When Viertel and Marsalis began working on the inaugural collaboration of Jazz at Lincoln Center and Encores! in the spring of 2011, Marsalis liked the idea of starting off with Ellington. “Wynton calls him the font of everything that he’s done,” Viertel said recently. And what better way to celebrate him than at the Cotton Club, they agreed, where he perfected his array of styles between 1927 and 1931.

“There was entertainment at the club of an elegance no one had seen before,” Viertel says. Line-ups would feature greats like Bessie Smith, the Nicholas Brothers and Lena Horne. Hitting its zenith during the height of the Harlem Renaissance, it thrived in a neighborhood bursting with writers, artists, musicians, playwrights and fiery politicians; a period when Langston Hughes celebrated blacks’ history and gifts in his poetry.

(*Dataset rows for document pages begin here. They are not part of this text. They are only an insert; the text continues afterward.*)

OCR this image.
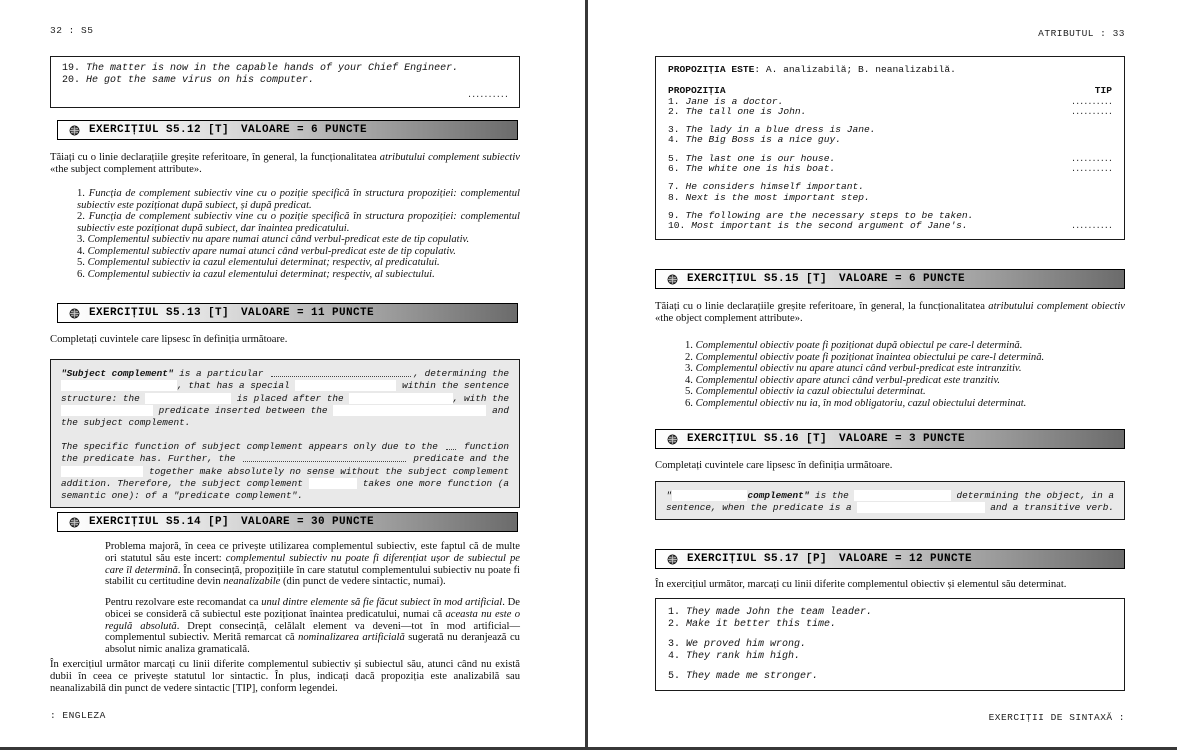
32 : S5
19. The matter is now in the capable hands of your Chief Engineer.
20. He got the same virus on his computer.
..........
EXERCIȚIUL S5.12 [T]	VALOARE = 6 PUNCTE
Tăiați cu o linie declarațiile greșite referitoare, în general, la funcționalitatea atributului complement subiectiv «the subject complement attribute».
1. Funcția de complement subiectiv vine cu o poziție specifică în structura propoziției: complementul subiectiv este poziționat după subiect, și după predicat.
2. Funcția de complement subiectiv vine cu o poziție specifică în structura propoziției: complementul subiectiv este poziționat după subiect, dar înaintea predicatului.
3. Complementul subiectiv nu apare numai atunci când verbul-predicat este de tip copulativ.
4. Complementul subiectiv apare numai atunci când verbul-predicat este de tip copulativ.
5. Complementul subiectiv ia cazul elementului determinat; respectiv, al predicatului.
6. Complementul subiectiv ia cazul elementului determinat; respectiv, al subiectului.
EXERCIȚIUL S5.13 [T]	VALOARE = 11 PUNCTE
Completați cuvintele care lipsesc în definiția următoare.
"Subject complement" is a particular	, determining the
, that has a special	within the sentence
structure: the	is placed after the	, with the
predicate inserted between the	and
the subject complement.
The specific function of subject complement appears only due to the function
the predicate has. Further, the	predicate and the
together make absolutely no sense without the subject complement
addition. Therefore, the subject complement	takes one more function (a
semantic one): of a "predicate complement".
EXERCIȚIUL S5.14 [P]	VALOARE = 30 PUNCTE
Problema majoră, în ceea ce privește utilizarea complementul subiectiv, este faptul că de multe ori statutul său este incert: complementul subiectiv nu poate fi diferențiat ușor de subiectul pe care îl determină. În consecință, propozițiile în care statutul complementului subiectiv nu poate fi stabilit cu certitudine devin neanalizabile (din punct de vedere sintactic, numai).
Pentru rezolvare este recomandat ca unul dintre elemente să fie făcut subiect în mod artificial. De obicei se consideră că subiectul este poziționat înaintea predicatului, numai că aceasta nu este o regulă absolută. Drept consecință, celălalt element va deveni—tot în mod artificial—complementul subiectiv. Merită remarcat că nominalizarea artificială sugerată nu deranjează cu absolut nimic analiza gramaticală.
În exercițiul următor marcați cu linii diferite complementul subiectiv și subiectul său, atunci când nu există dubii în ceea ce privește statutul lor sintactic. În plus, indicați dacă propoziția este analizabilă sau neanalizabilă din punct de vedere sintactic [TIP], conform legendei.
: ENGLEZA
ATRIBUTUL : 33
PROPOZIȚIA ESTE : A. analizabilă; B. neanalizabilă.
PROPOZIȚIA	TIP
1. Jane is a doctor.	..........
2. The tall one is John.	..........
3. The lady in a blue dress is Jane.
4. The Big Boss is a nice guy.
5. The last one is our house.	..........
6. The white one is his boat.	..........
7. He considers himself important.
8. Next is the most important step.
9. The following are the necessary steps to be taken.
10. Most important is the second argument of Jane's.	..........
EXERCIȚIUL S5.15 [T]	VALOARE = 6 PUNCTE
Tăiați cu o linie declarațiile greșite referitoare, în general, la funcționalitatea atributului complement obiectiv «the object complement attribute».
1. Complementul obiectiv poate fi poziționat după obiectul pe care-l determină.
2. Complementul obiectiv poate fi poziționat înaintea obiectului pe care-l determină.
3. Complementul obiectiv nu apare atunci când verbul-predicat este intranzitiv.
4. Complementul obiectiv apare atunci când verbul-predicat este tranzitiv.
5. Complementul obiectiv ia cazul obiectului determinat.
6. Complementul obiectiv nu ia, în mod obligatoriu, cazul obiectului determinat.
EXERCIȚIUL S5.16 [T]	VALOARE = 3 PUNCTE
Completați cuvintele care lipsesc în definiția următoare.
"	complement" is the	determining the object, in a
sentence, when the predicate is a	and a transitive verb.
EXERCIȚIUL S5.17 [P]	VALOARE = 12 PUNCTE
În exercițiul următor, marcați cu linii diferite complementul obiectiv și elementul său determinat.
1. They made John the team leader.
2. Make it better this time.
3. We proved him wrong.
4. They rank him high.
5. They made me stronger.
EXERCIȚII DE SINTAXĂ :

But neither he nor Marsalis would ignore the Cotton Club’s racist policy of headlining blacks, yet not allowing them entry. That is at least until Ellington made such a fuss about it that the rules were eased. “We didn’t want to be overtly political,” says Viertel. “We felt in the very beauty and artistry of the performers, in their self-respect, that we would convey the atmosphere of the time. You can be sure that Wynton wouldn’t have allowed anything patronizing.”

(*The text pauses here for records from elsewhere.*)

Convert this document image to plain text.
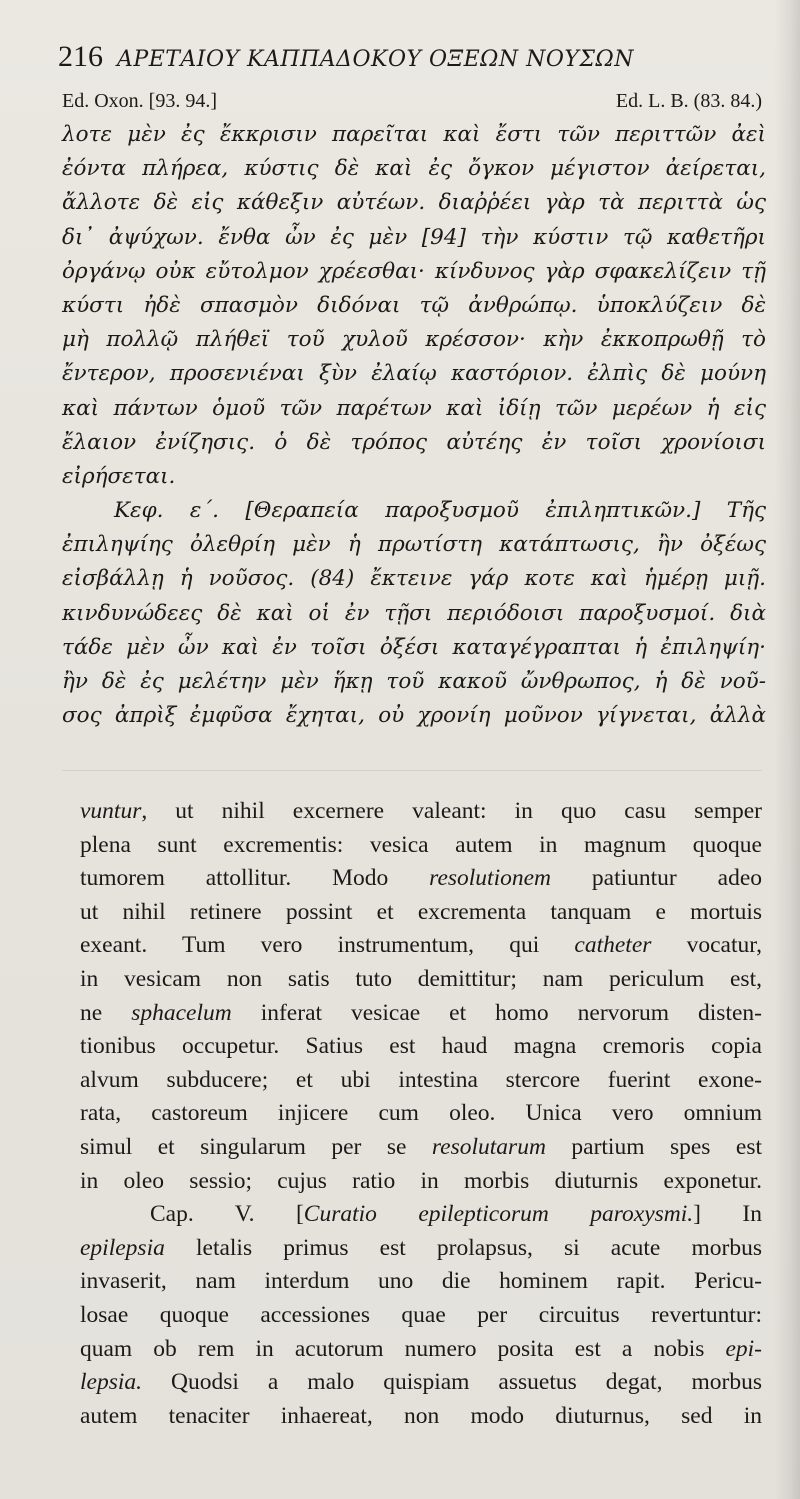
216 ΑΡΕΤΑΙΟΥ ΚΑΠΠΑΔΟΚΟΥ ΟΞΕΩΝ ΝΟΥΣΩΝ
Ed. Oxon. [93. 94.]	Ed. L. B. (83. 84.)
λοτε μὲν ἐς ἔκκρισιν παρεῖται καὶ ἔστι τῶν περιττῶν ἀεὶ
ἐόντα πλήρεα, κύστις δὲ καὶ ἐς ὄγκον μέγιστον ἀείρεται,
ἄλλοτε δὲ εἰς κάθεξιν αὐτέων. διαῤῥέει γὰρ τὰ περιττὰ ὡς
δι᾿ ἀψύχων. ἔνθα ὦν ἐς μὲν [94] τὴν κύστιν τῷ καθετῆρι
ὀργάνῳ οὐκ εὔτολμον χρέεσθαι· κίνδυνος γὰρ σφακελίζειν τῇ
κύστι ἠδὲ σπασμὸν διδόναι τῷ ἀνθρώπῳ. ὑποκλύζειν δὲ
μὴ πολλῷ πλήθεϊ τοῦ χυλοῦ κρέσσον· κὴν ἐκκοπρωθῇ τὸ
ἔντερον, προσενιέναι ξὺν ἐλαίῳ καστόριον. ἐλπὶς δὲ μούνη
καὶ πάντων ὁμοῦ τῶν παρέτων καὶ ἰδίῃ τῶν μερέων ἡ εἰς
ἔλαιον ἐνίζησις. ὁ δὲ τρόπος αὐτέης ἐν τοῖσι χρονίοισι
εἰρήσεται.
Κεφ. ε΄. [Θεραπεία παροξυσμοῦ ἐπιληπτικῶν.] Τῆς
ἐπιληψίης ὀλεθρίη μὲν ἡ πρωτίστη κατάπτωσις, ἢν ὀξέως
εἰσβάλλῃ ἡ νοῦσος. (84) ἔκτεινε γάρ κοτε καὶ ἡμέρῃ μιῇ.
κινδυνώδεες δὲ καὶ οἱ ἐν τῇσι περιόδοισι παροξυσμοί. διὰ
τάδε μὲν ὦν καὶ ἐν τοῖσι ὀξέσι καταγέγραπται ἡ ἐπιληψίη·
ἢν δὲ ἐς μελέτην μὲν ἥκῃ τοῦ κακοῦ ὤνθρωπος, ἡ δὲ νοῦ-
σος ἀπρὶξ ἐμφῦσα ἔχηται, οὐ χρονίη μοῦνον γίγνεται, ἀλλὰ
vuntur, ut nihil excernere valeant: in quo casu semper
plena sunt excrementis: vesica autem in magnum quoque
tumorem attollitur. Modo resolutionem patiuntur adeo
ut nihil retinere possint et excrementa tanquam e mortuis
exeant. Tum vero instrumentum, qui catheter vocatur,
in vesicam non satis tuto demittitur; nam periculum est,
ne sphacelum inferat vesicae et homo nervorum disten-
tionibus occupetur. Satius est haud magna cremoris copia
alvum subducere; et ubi intestina stercore fuerint exone-
rata, castoreum injicere cum oleo. Unica vero omnium
simul et singularum per se resolutarum partium spes est
in oleo sessio; cujus ratio in morbis diuturnis exponetur.
Cap. V. [Curatio epilepticorum paroxysmi.] In
epilepsia letalis primus est prolapsus, si acute morbus
invaserit, nam interdum uno die hominem rapit. Pericu-
losae quoque accessiones quae per circuitus revertuntur:
quam ob rem in acutorum numero posita est a nobis epi-
lepsia. Quodsi a malo quispiam assuetus degat, morbus
autem tenaciter inhaereat, non modo diuturnus, sed in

They created a link between past and present through their choice of performers. Viertel gives Carlyle and Marsalis credit for choosing 25 singers and dancers of incomparable individuality and talent. Master tapper Jared Grimes, singers Adriane Lenox, Carmen Ruby Floyd, Amber Riley and all the others each have their moments in the spotlight. No one will forget Floyd’s crooning Ellington’s “Creole Love Call.” “When I talked over my interpretation with Daryl and Wynton,” Floyd says, “I said I thought I should sound like an angel. They thought I should sound like a sexy angel. There are no words, so I just make musical sounds. I do it differently every night – sometimes sad, sometimes fun and flirty. But Ellington’s music is so classic, no matter what you do, everyone relates to it.”

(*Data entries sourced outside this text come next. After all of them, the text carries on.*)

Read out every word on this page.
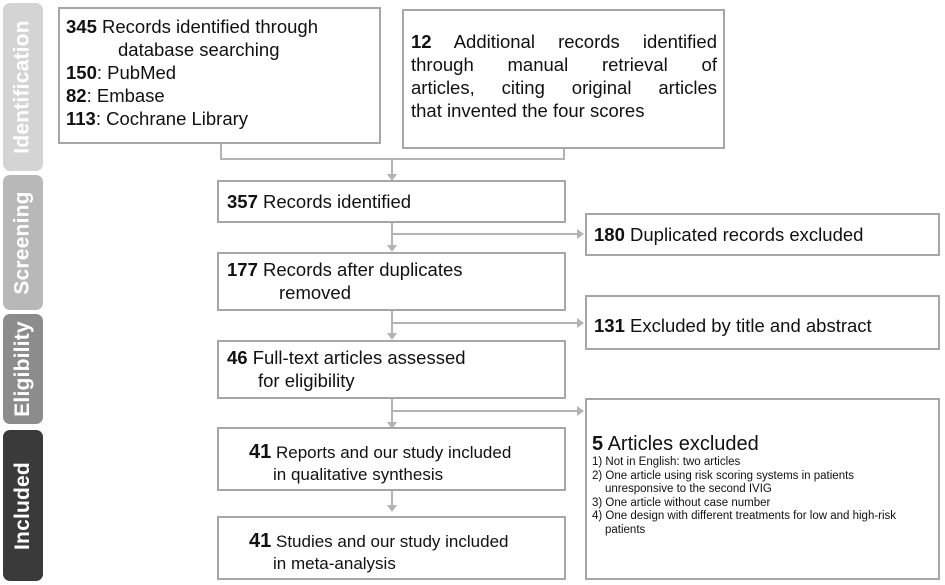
Identification
Screening
Eligibility
Included
345 Records identified through
database searching
150: PubMed
82: Embase
113: Cochrane Library
12 Additional records identified
through manual retrieval of
articles, citing original articles
that invented the four scores
357 Records identified
180 Duplicated records excluded
177 Records after duplicates
removed
131 Excluded by title and abstract
46 Full-text articles assessed
for eligibility
5 Articles excluded
1) Not in English: two articles
2) One article using risk scoring systems in patients
unresponsive to the second IVIG
3) One article without case number
4) One design with different treatments for low and high-risk
patients
41 Reports and our study included
in qualitative synthesis
41 Studies and our study included
in meta-analysis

That’s what Carlyle likes about working with Floyd and other members of the cast. “We selected people who are innately musical,” he says, “who can translate music through their bodies. I’m using them like instruments. They have to get what the Cotton Club was all about, how very special it really was. Its time is lost to us now. We’ve all done our period research and checked out performers from the club on YouTube. But we weren’t going to do something old and dusty. For 90 fleeting minutes, we want the audience to experience what the Cotton Club was all about as if it were today.”